Lamins are removed during nuclear shrinking in a PKC-dependent manner. The nuclear shrinking assay was performed as in Fig. 1. Z-stack images were acquired by confocal microscopy. For intensity measurements, all images were acquired with the same exposure time. NPC and LB3 density at the NE were determined by quantifying staining intensity within a fixed defined area (20 µm²) for an individual z slice at the periphery of the nucleus. Total NE staining intensity per nucleus was estimated from the density measurement and total NE surface area. Shown in A and C are representative maximum-intensity projections and z slices at the periphery of nuclei used for intensity measurements.
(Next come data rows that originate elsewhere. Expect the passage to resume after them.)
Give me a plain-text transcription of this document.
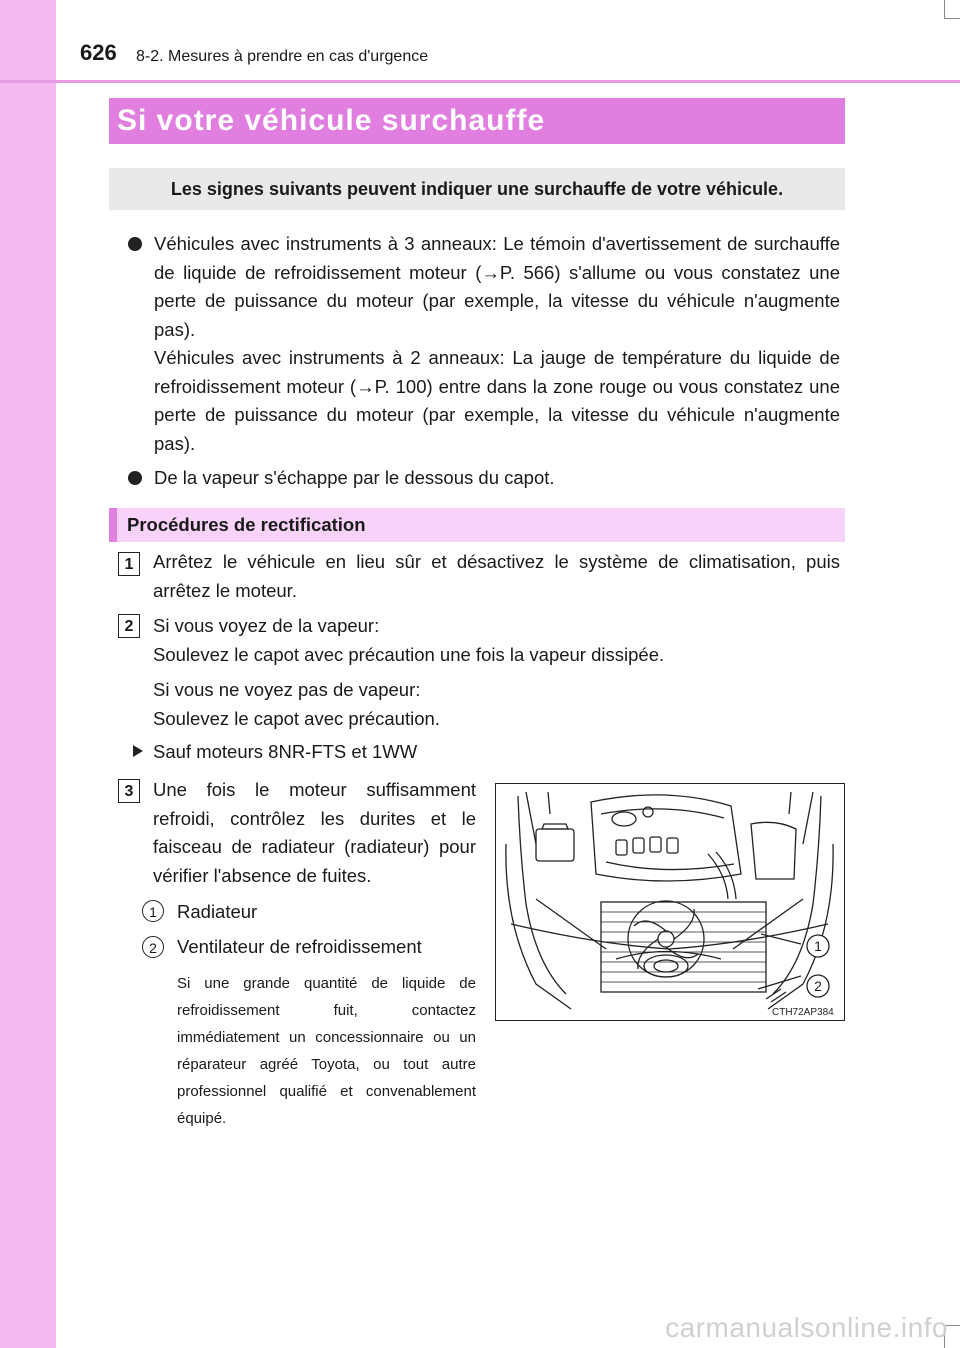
626 8-2. Mesures à prendre en cas d'urgence
Si votre véhicule surchauffe
Les signes suivants peuvent indiquer une surchauffe de votre véhicule.
Véhicules avec instruments à 3 anneaux: Le témoin d'avertissement de surchauffe de liquide de refroidissement moteur (→P. 566) s'allume ou vous constatez une perte de puissance du moteur (par exemple, la vitesse du véhicule n'augmente pas).
Véhicules avec instruments à 2 anneaux: La jauge de température du liquide de refroidissement moteur (→P. 100) entre dans la zone rouge ou vous constatez une perte de puissance du moteur (par exemple, la vitesse du véhicule n'augmente pas).
De la vapeur s'échappe par le dessous du capot.
Procédures de rectification
1	Arrêtez le véhicule en lieu sûr et désactivez le système de climatisation, puis arrêtez le moteur.
2	Si vous voyez de la vapeur:
Soulevez le capot avec précaution une fois la vapeur dissipée.
Si vous ne voyez pas de vapeur:
Soulevez le capot avec précaution.
Sauf moteurs 8NR-FTS et 1WW
3	Une fois le moteur suffisamment refroidi, contrôlez les durites et le faisceau de radiateur (radiateur) pour vérifier l'absence de fuites.
1	Radiateur
2	Ventilateur de refroidissement
Si une grande quantité de liquide de refroidissement fuit, contactez immédiatement un concessionnaire ou un réparateur agréé Toyota, ou tout autre professionnel qualifié et convenablement équipé.
1
2
CTH72AP384
carmanualsonline.info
Bars, 5 µm. (A and B) NPCs were visualized with mAb414 (red). n > 10 different nuclei in two different extracts. (C and D) LB3 was visualized with an α-LB3 antibody (green). n > 10 different nuclei in two different extracts. ***, P < 0.005. Error bars represent SD.

Figure 4.

Shrinking of X. tropicalis nuclei and somatic cell nuclei. (A) Nuclei assembled de novo in X. tropicalis egg extract were subjected to the nuclear shrinking assay as described in Fig. 1. Kinase inhibitors were added to the same concentrations as in Fig. 2 A. (B and C) Nuclei were isolated from adult X. laevis liver, subjected to the nuclear shrinking assay, visualized with mAb414, and imaged by wide-field microscopy. n = 4 different liver nuclei preparations and extracts. Bar, 10 µm. (D) X. laevis liver nuclei treated with HI control extract or LEE were visualized by immunofluorescence using an antibody against lamin B1. Confocal imaging and quantification were performed as in Fig. 3. n = 4 different liver nuclei preparations and 3 extracts. ***, P < 0.005; **, P < 0.01; *, P < 0.05. Error bars represent SD.

Figure 5.

PKC nuclear localization and activity increase during X. laevis development, and altering PKC activity in vivo affects nuclear size. (A) Western blots of whole embryo lysates (0.6 embryo equivalents per lane) from stages 2–12 were probed with a pan-PKC or Ran antibody. n = 2 different sets of whole embryo preparations. One representative gel is shown. (B and C) Nuclei assembled de novo in egg extract and endogenous stage 12 nuclei were stained with a phospho-cPKC antibody (green). Confocal images were acquired, and PKC staining intensity was quantified as described in Fig. 3. n = 2 different extracts. Bar, 10 µm. (D) PKC activity was detected in extracts using a colorimetric PKC-specific peptide substrate (see Materials and methods). Unphosphorylated substrate migrates toward the anode (above the loading well) while phosphorylated substrate migrates toward the cathode (below the loading well). Results for three different egg extracts and LEEs are shown. Where indicated, chelerythrine was added at 390 µM. (E) One-cell embryos were microinjected with morpholinos against PKC α, PKC β, or a scrambled control and allowed to develop to stage 12. Nuclei isolated from embryos were visualized with mAb414 and quantified. n = 3 different fertilizations, with at least 20 embryos each. (F) Stage 8 embryos were arrested in interphase by incubating for 30 min in cycloheximide (0.5 mM), followed by a 60-min incubation with chelerythrine or PMA as indicated. Nuclei were quantified as in E. n = 2 different fertilizations, with at least 15 embryos each. (G) Stage 8 embryos were incubated for 90 min with chelerythrine or PMA as indicated. Nuclei were quantified as in E. n = 2–3 different fertilizations, with at least 20 embryos each. (H) Single-cell embryos were microinjected with GFP-NLS mRNA to visualize nuclei, and allowed to develop to stage 12. Embryos were treated with 24 µM chelerythrine or 80 nM PMA, as indicated, and confocal time-lapse images were acquired every minute on the surface of live embryos for 45 min (see Videos 2–10). For individual nuclei, cross-sectional nuclear area was quantified every 5 min and normalized to the size at t = 0. For each treatment condition, n = 12 nuclei from three movies of different embryos. Thicker lines denote averages for a given treatment, and stars refer to specific nuclei highlighted in Videos 2, 5, and 8. **, P < 0.01; *, P < 0.05. Error bars represent SD.